EX-CELLENT This is number two in my list of commandments for testers.

It probably goes without saying that actually performing testing will be your main job function. Talking about testing, thinking about testing, planning your test process – these are all very important and very useful things to do, but the primary reason for your continuing pay packet is your raising of bugs and highlighting of issues. In other words, go forth and break software.

Thou shalt seek the better bug

So, you’ve found a problem. It’s a minor thing – perhaps a screen widget doesn’t disallow an invalid entry. But how deep does the rabbit hole go? Does it blindly store the invalid entered value? Is that same dodgy value then retrieved by another process or business function and utilised somewhere it really shouldn’t be? Is there an external symptom of this case, like a somewhat alarming error in the system log? Go the whole hog – can you make the application crash?

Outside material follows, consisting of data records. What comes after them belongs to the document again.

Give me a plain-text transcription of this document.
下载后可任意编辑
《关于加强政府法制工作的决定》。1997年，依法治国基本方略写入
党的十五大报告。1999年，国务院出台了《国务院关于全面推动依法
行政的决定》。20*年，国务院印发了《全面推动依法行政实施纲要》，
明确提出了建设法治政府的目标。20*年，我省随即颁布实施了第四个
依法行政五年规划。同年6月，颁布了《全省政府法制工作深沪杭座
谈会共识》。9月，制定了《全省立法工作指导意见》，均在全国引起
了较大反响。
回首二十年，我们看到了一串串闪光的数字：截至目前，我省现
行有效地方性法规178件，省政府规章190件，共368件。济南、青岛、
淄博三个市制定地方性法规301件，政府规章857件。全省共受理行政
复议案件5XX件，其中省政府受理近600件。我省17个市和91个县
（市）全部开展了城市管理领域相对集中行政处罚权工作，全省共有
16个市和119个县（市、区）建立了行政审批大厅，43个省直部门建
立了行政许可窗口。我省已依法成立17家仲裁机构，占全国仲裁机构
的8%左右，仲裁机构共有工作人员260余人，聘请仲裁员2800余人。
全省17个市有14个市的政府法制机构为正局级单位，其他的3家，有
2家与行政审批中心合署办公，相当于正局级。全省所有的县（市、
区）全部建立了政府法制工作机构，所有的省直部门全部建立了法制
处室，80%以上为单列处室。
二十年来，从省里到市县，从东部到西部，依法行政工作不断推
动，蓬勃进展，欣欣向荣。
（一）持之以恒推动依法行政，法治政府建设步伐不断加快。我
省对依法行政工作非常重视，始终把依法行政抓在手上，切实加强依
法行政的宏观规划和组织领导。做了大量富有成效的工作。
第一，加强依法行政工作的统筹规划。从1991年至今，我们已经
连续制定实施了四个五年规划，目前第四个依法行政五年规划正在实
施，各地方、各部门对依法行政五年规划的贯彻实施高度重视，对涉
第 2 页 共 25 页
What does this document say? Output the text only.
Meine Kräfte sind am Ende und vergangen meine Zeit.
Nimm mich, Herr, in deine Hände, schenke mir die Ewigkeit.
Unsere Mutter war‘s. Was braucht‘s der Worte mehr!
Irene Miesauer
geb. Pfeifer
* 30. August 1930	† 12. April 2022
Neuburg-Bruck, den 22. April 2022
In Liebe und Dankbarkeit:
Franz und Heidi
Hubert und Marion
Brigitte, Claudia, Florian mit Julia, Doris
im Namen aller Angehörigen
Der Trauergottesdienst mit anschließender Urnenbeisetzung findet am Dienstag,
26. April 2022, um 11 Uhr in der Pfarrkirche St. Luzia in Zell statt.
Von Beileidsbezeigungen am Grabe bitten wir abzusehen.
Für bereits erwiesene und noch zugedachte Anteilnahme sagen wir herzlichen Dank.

You are not Peter Sinclair; never take an application’s first answer. Find out how much more value you can get out of the bug before you raise it. If nothing else, it provides you with a lot of supporting information and scenarios that can be provided to the development team.

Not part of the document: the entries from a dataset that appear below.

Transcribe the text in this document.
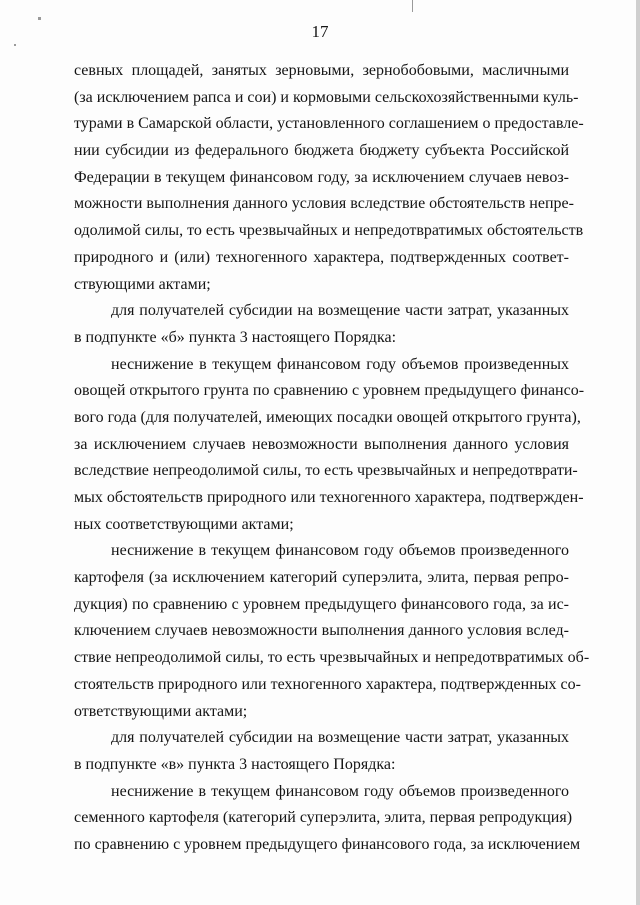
17
севных площадей, занятых зерновыми, зернобобовыми, масличными
(за исключением рапса и сои) и кормовыми сельскохозяйственными куль-
турами в Самарской области, установленного соглашением о предоставле-
нии субсидии из федерального бюджета бюджету субъекта Российской
Федерации в текущем финансовом году, за исключением случаев невоз-
можности выполнения данного условия вследствие обстоятельств непре-
одолимой силы, то есть чрезвычайных и непредотвратимых обстоятельств
природного и (или) техногенного характера, подтвержденных соответ-
ствующими актами;
для получателей субсидии на возмещение части затрат, указанных
в подпункте «б» пункта 3 настоящего Порядка:
неснижение в текущем финансовом году объемов произведенных
овощей открытого грунта по сравнению с уровнем предыдущего финансо-
вого года (для получателей, имеющих посадки овощей открытого грунта),
за исключением случаев невозможности выполнения данного условия
вследствие непреодолимой силы, то есть чрезвычайных и непредотврати-
мых обстоятельств природного или техногенного характера, подтвержден-
ных соответствующими актами;
неснижение в текущем финансовом году объемов произведенного
картофеля (за исключением категорий суперэлита, элита, первая репро-
дукция) по сравнению с уровнем предыдущего финансового года, за ис-
ключением случаев невозможности выполнения данного условия вслед-
ствие непреодолимой силы, то есть чрезвычайных и непредотвратимых об-
стоятельств природного или техногенного характера, подтвержденных со-
ответствующими актами;
для получателей субсидии на возмещение части затрат, указанных
в подпункте «в» пункта 3 настоящего Порядка:
неснижение в текущем финансовом году объемов произведенного
семенного картофеля (категорий суперэлита, элита, первая репродукция)
по сравнению с уровнем предыдущего финансового года, за исключением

Thou shalt make thy bug a prime target

Assuming that the organisation you work for is a rational one, a small bug ain’t gonna get fixed unless someone cares about it. It is your job to find out why someone should care, and demonstrate the knock-on impacts possible; it’s almost always better to be able to raise a serious bug than a minor one, and a serious bug warrants more attention by far.

Of course, you have a similar responsibility to reality. If your discovered issue doesn’t actually affect anything, this should be writ large in your report. Again, assuming that your organisation is rational, you aren’t paid on the severity of the issues you raise, so be sensible.

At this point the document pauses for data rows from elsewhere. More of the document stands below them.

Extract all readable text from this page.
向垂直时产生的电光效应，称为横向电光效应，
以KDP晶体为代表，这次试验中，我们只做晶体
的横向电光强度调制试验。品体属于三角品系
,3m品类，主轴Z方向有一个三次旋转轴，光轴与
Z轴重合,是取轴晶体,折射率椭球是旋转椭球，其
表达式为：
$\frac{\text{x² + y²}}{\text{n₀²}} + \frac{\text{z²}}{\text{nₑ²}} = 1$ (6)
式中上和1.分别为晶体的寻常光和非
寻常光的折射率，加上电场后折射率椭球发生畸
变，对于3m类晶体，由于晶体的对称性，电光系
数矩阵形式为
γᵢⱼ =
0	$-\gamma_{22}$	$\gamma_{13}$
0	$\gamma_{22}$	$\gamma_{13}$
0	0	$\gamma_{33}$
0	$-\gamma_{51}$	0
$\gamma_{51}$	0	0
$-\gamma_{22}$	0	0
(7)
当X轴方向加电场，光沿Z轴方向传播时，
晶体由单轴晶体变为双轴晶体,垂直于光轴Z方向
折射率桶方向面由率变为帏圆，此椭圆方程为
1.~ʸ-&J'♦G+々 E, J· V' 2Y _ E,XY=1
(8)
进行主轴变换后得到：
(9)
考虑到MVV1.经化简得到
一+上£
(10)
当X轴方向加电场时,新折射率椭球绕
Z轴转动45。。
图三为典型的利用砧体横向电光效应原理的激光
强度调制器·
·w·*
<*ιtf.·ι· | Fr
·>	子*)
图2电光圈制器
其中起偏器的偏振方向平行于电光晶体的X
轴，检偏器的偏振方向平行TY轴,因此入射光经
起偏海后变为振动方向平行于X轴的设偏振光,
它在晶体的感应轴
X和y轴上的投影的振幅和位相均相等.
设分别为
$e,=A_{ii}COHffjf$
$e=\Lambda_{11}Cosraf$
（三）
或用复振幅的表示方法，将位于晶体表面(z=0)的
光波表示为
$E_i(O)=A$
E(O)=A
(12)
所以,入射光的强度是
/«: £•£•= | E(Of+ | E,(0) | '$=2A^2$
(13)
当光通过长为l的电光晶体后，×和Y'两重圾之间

Thou shalt apply diverse half-measures

There is another important heuristic to be followed when you’re testing software: the rule of diverse half-measures. Essentially, this says that: it’s better to do more, different kinds of testing to a pretty good level than it is to do one or two kinds of testing perfectly.

"This strategic principle derives from the structured complexity of software products. When you test, you are sampling a complex space. No single test technique will sample this space in a way that finds all important problems quickly. Any given test technique may find a lot of bugs at first, but the find-rate curve will flatten out. If you switch to a technique that is sensitive to a different kind of problem, your find rate may well climb again. In terms of overall bug-finding productivity, perform each technique to the point of sufficiently-diminished returns and switch to a new technique.

Diversification has another purpose that is rooted in a puzzle: How is it possible to test a product for months and ship it, only for your users to discover, on the very next day, big problems that you didn’t know about? A few things could cause this situation. A major cause is tunnel vision. It wasn’t that you didn’t test enough; it was that you didn’t perform the right kind of test. We’ve seen cases where a company ran hundreds of thousands of test cases and still missed simple obvious problems, because they ran an insufficient variety of tests." – the Bible

Even though this heuristic is obviously a deep and considered approach to scalable and effective test management, you may find it useful to glibly sum it up in a way that is more familiar to programmers: we didn’t expect the user to do that.